Another contribution of this study was that a new approach of the Bifactor IRT model was used to fit the multidimensional structures of TA scales, while almost all of the prior studies used CTT approaches (which cannot offer specific information on the severity of TA symptomatology with respect to the differentiability levels) or unidimensionality IRT methods (the unidimensionality is difficult to be satisfied for TA scales). In a Bifactor IRT model, each item of the scale was able to not only load onto one specific factor but also a general factor (Osman et al. 2012), in which researcher could derive more information from the items and participants for both a general factor and specific factors. Therefore, compared with CTT and unidimensionality IRT approaches, the Bifactor Multi-IRT approach had natural advantages for analyzing psychological scales with multidimensional structures. There are some suggestions for conducting a Bifactor MIRT model. For example, the sample size needs to be large enough to accurately calibrate item parameters (Gignac 2016; Umegaki and Todo 2017). Meanwhile, the Bifactor MIRT model requires two or more specific factors in the structure (Cai et al. 2011; Li and Rupp 2011), and each specific factor needs to contain more than two items (Gomez and McLaren 2015; MacCallum et al. 1999; Velicer and Fava 1998; Zwick and Velicer 1986).

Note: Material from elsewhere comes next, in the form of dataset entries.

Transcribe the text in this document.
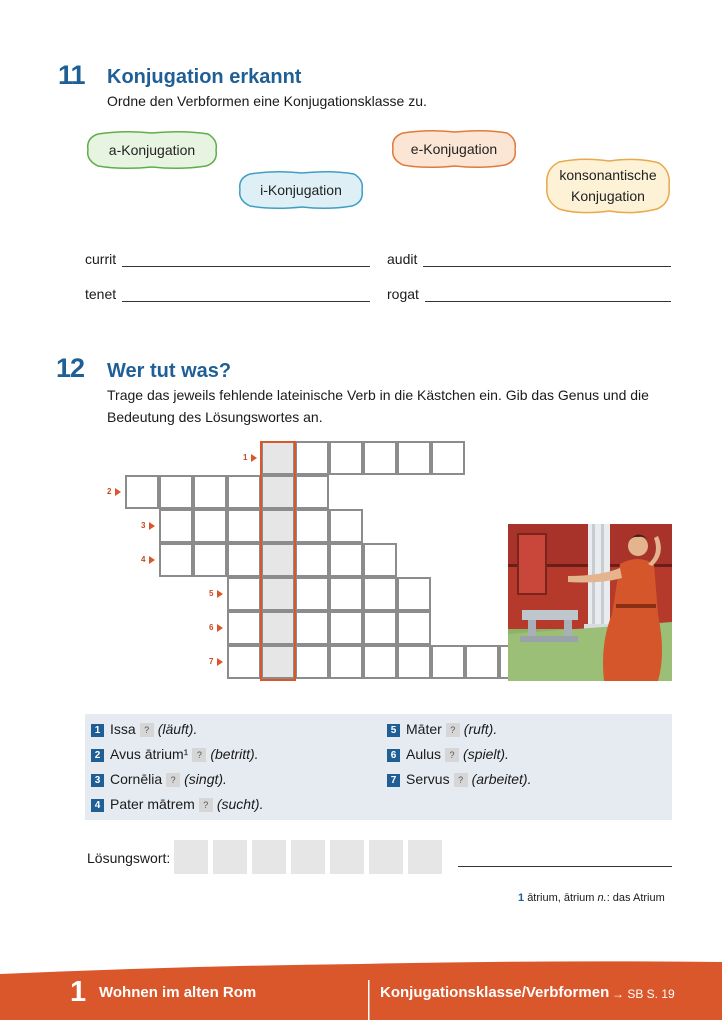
11 Konjugation erkannt
Ordne den Verbformen eine Konjugationsklasse zu.
a-Konjugation	e-Konjugation
i-Konjugation
konsonantische
Konjugation
currit	audit
tenet	rogat
12 Wer tut was?
Trage das jeweils fehlende lateinische Verb in die Kästchen ein. Gib das Genus und die
Bedeutung des Lösungswortes an.
1
2
3
4
5
6
7
1 Issa ? (läuft).
2 Avus ātrium¹ ? (betritt).
3 Cornēlia ? (singt).
4 Pater mātrem ? (sucht).
5 Māter ? (ruft).
6 Aulus ? (spielt).
7 Servus ? (arbeitet).
Lösungswort:
1 ātrium, ātrium n.: das Atrium
1 Wohnen im alten Rom	Konjugationsklasse/Verbformen → SB S. 19
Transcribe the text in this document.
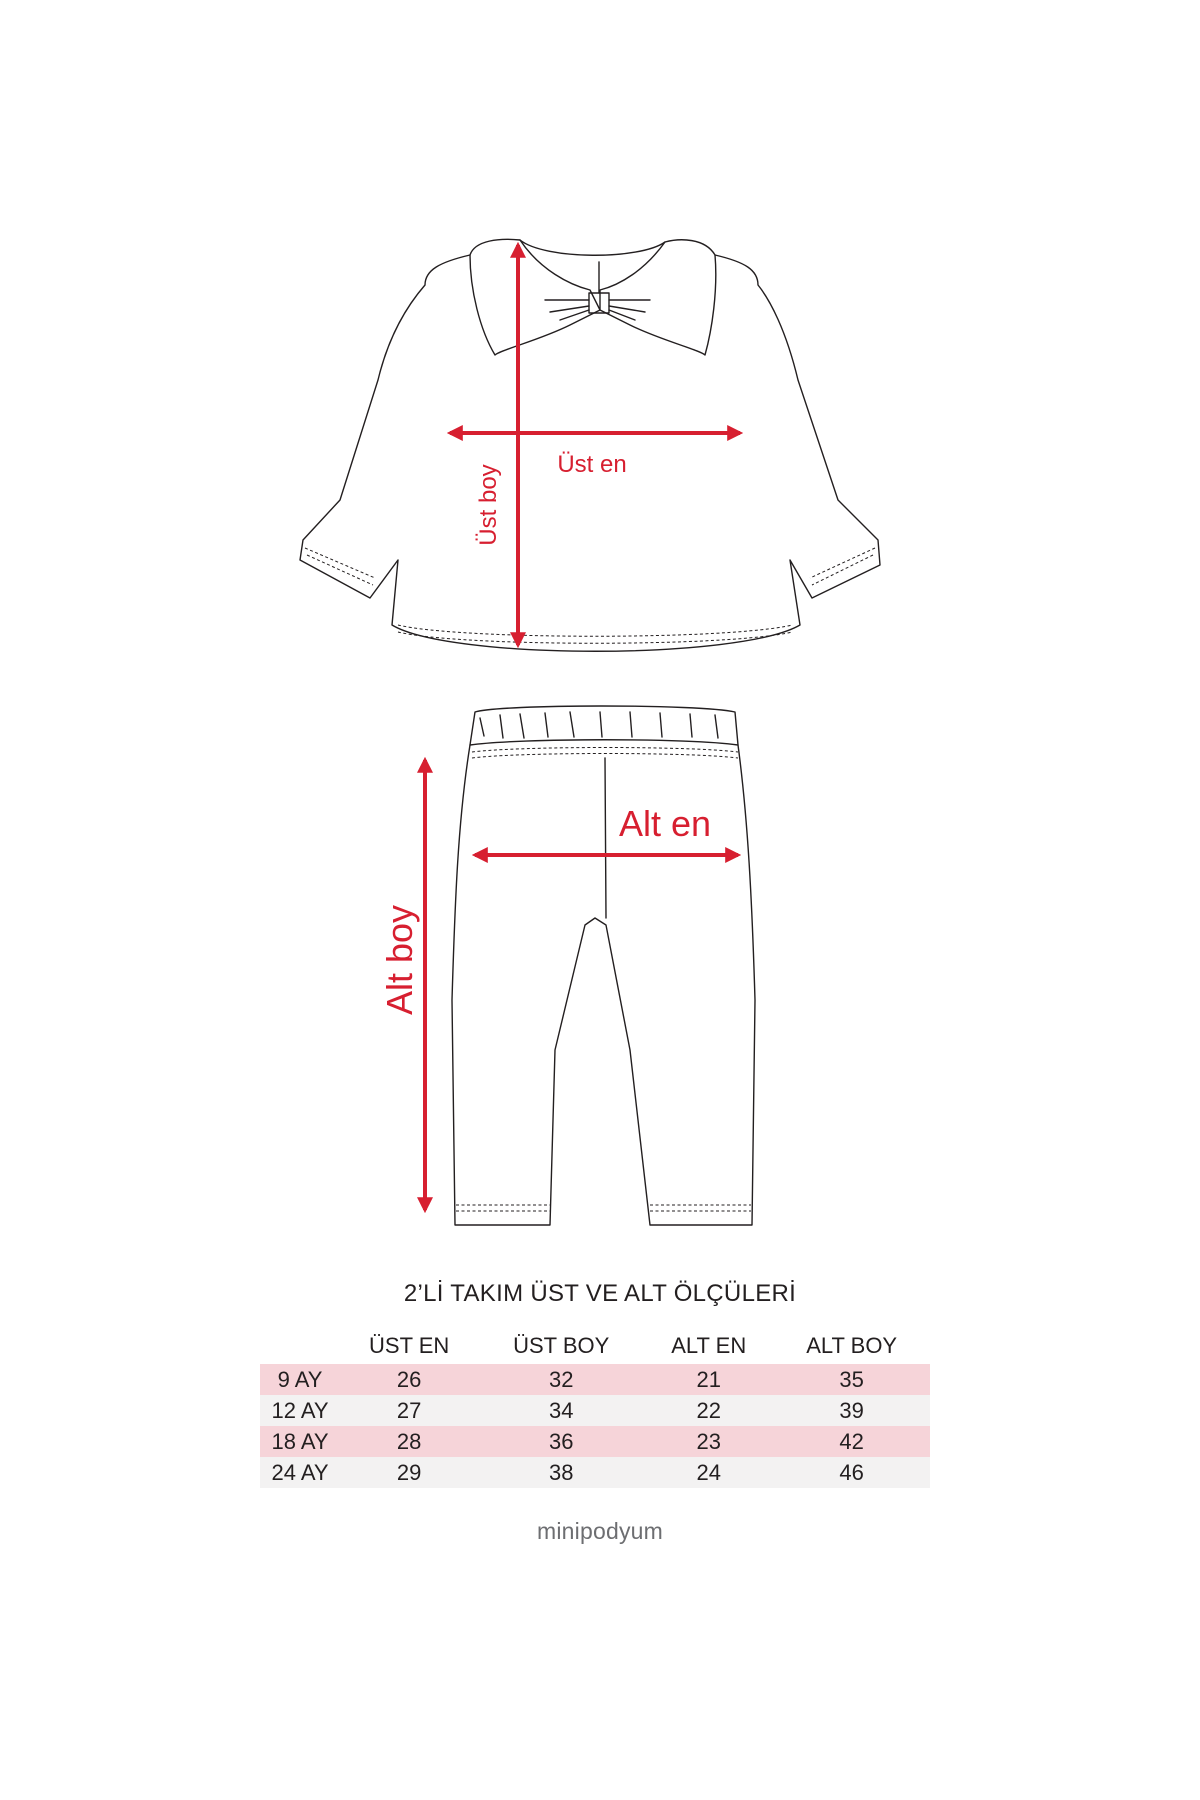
Üst en
Üst boy
Alt en
Alt boy
2’Lİ TAKIM ÜST VE ALT ÖLÇÜLERİ
	ÜST EN	ÜST BOY	ALT EN	ALT BOY
9 AY	26	32	21	35
12 AY	27	34	22	39
18 AY	28	36	23	42
24 AY	29	38	24	46
minipodyum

Although the IRT approach got the good result relatively, there also existed some limitations. First, the sample was not comprehensive and not representative, only selected from several universities, generating repeatedly better-fitting models across different samples of primary school students and adolescents. Second, considering the unidimensional IRT model applied will be robust to moderate degrees of multi-dimensionality (Drasgow and Parsons 1983; Olino et al. 2012). Therefore, trying to keep the unidimensional structure or the initial structure of the scales will get more information and provide more detailed and accurate suggestions for a given study. Third, inclusion of other commonly used self-report test anxiety scales may provide further suggestions for determining the usability of different self-report TA scales (e.g., State scale of state-trait anxiety inventory; STAI). At last, to use the TA instruments before an examination may ensure the reliability and validity of scales. The potential to use the TA scales in pre-post examination situations has been supported by previous research (Zeidner 1991). Development of a novel inventory that covers a wider range of TA severity and has the largest amount of test information at any point on the continuum or making a integration of the existed TA instruments are also a future direction.